08-14-2016, 07:17 PM
(This post was last modified: 08-14-2016, 07:51 PM by Marthajoy7.)
I agree on wire sizes. Size 22-24 stranded wire is only rated for a couple of amps. Could be used for very short runs only. My batteries have Anderson SB50 Connector Kit, Gray on them, as that is what my scooter uses. So I put them on all my portable batteries. I made up a cable that connects 2 batteries in series to a XLR female connector for charging inside. Can make similar with 2 female connectors and use male XLR to power connector. Easy to install resistor inside XLR male connector. This would allow power to multiple machines. Size 16 might be over kill, depends on how long a run you are building. Size 18 seems good to me, but like a say, depends how far away from the batteries you intend to sleep.
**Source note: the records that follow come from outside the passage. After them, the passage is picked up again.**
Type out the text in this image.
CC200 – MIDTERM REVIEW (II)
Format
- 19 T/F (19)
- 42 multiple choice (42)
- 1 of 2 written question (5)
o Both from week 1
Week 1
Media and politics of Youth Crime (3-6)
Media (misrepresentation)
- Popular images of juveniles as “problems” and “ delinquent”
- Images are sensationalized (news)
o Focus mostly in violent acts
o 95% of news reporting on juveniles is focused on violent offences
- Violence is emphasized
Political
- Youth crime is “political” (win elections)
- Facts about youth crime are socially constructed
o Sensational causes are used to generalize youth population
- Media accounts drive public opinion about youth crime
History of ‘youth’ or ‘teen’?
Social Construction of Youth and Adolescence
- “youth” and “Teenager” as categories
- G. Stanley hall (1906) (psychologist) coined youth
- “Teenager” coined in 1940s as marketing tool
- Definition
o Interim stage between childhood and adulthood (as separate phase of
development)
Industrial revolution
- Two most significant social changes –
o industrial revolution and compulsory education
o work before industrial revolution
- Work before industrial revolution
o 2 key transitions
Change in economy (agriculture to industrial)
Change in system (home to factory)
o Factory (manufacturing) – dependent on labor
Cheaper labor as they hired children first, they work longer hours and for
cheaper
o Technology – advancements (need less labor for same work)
What concerns me most, is what happens in a power outage. That means our home is getting cold quickly, and I may very well need lots of heat and humidity from my unit to keep me from freezing. A couple of years ago, we had an outage that lasted almost a week. In winter time no less. Ended up having to stay a while with friends, as could not even endure it at home any longer. It almost had me worried that any outage, would have us packing up and finding a motel somewhere. Even if it turned out to just be for just a half hour. I used an inverter to be able to watch tv till all our batteries were depleted. But either cold food or eat out becomes the norm. Just know I need a backup plan, even if it never is used
18 AWG is probably pretty much OK for 10 A at 10'~3M. I just happen to keep spools of 16 AWG, 12 AWG or 10 AWG red/black zip cord around......
Heat and humidity from your machine? They are not designed to keep you warm. They are only designed to raise the water temp barely enough to increase the vapor pressure of the water. And much heating would result in heavy condensation (rainout) in a colder room. I say it doesn't make much difference, though I find breathing difficult at higher temp/humidity settings (hotter, more humid air being less dense and carrying less O2). I can breathe better camping in cold climates than I can in more tropical locations.
Sleeping in a cold room with a CPAP does not materially increase your risk of freezing any more than a person not using CPAP. You can pretty well breathe cold air. I actually quite enjoy it in colder winter climes.
Question? Why are you thinking 10 amps @ 24 volts? That is 240 watts. There is a 10 amp fuse but my thinking that is protection against accidental shorting. Much as in CB radios had a reverse biased diode on power up. If hooked up correctly, every thing was fine, but if connected backwards, the diode would short taking fuse and likely traces off the circuit board, requiring repair. Because they did not want to drop the input voltage that a series diode would have.
I am being told to expect like 10 watts per device if humidity and heated hose is not used. That would mean less than 1 amp for 2 devices. At 10 amps you would deplete two 40 ah batteries in less than 4 hours. I really do not think, even at units using everything, you are going to be using anywhere near 10 amps @ 24 volts. Even the companies up converter cannot handle 10 amps @ 12 volts, as that would be 120 watts, or even 135 watts @ 13.5 volts.
Since I do not expect 2 fully charged 40 ah batteries to only be good for 4 hours, as I can sleep long hours say 10 at a time. I would like to keep current draw @ 4 amps or less. At 24 volts that is 120 Watts of power. I do not expect that I would ever exceed those limits. So with less than 4 amps being used, yes, one could easily place a 4 amp fuse instead of a 10 amp one, and still not expect it to blow. I doubt the dreamstation used much more than 4 amps @ 12 volts leave alone 14 volts.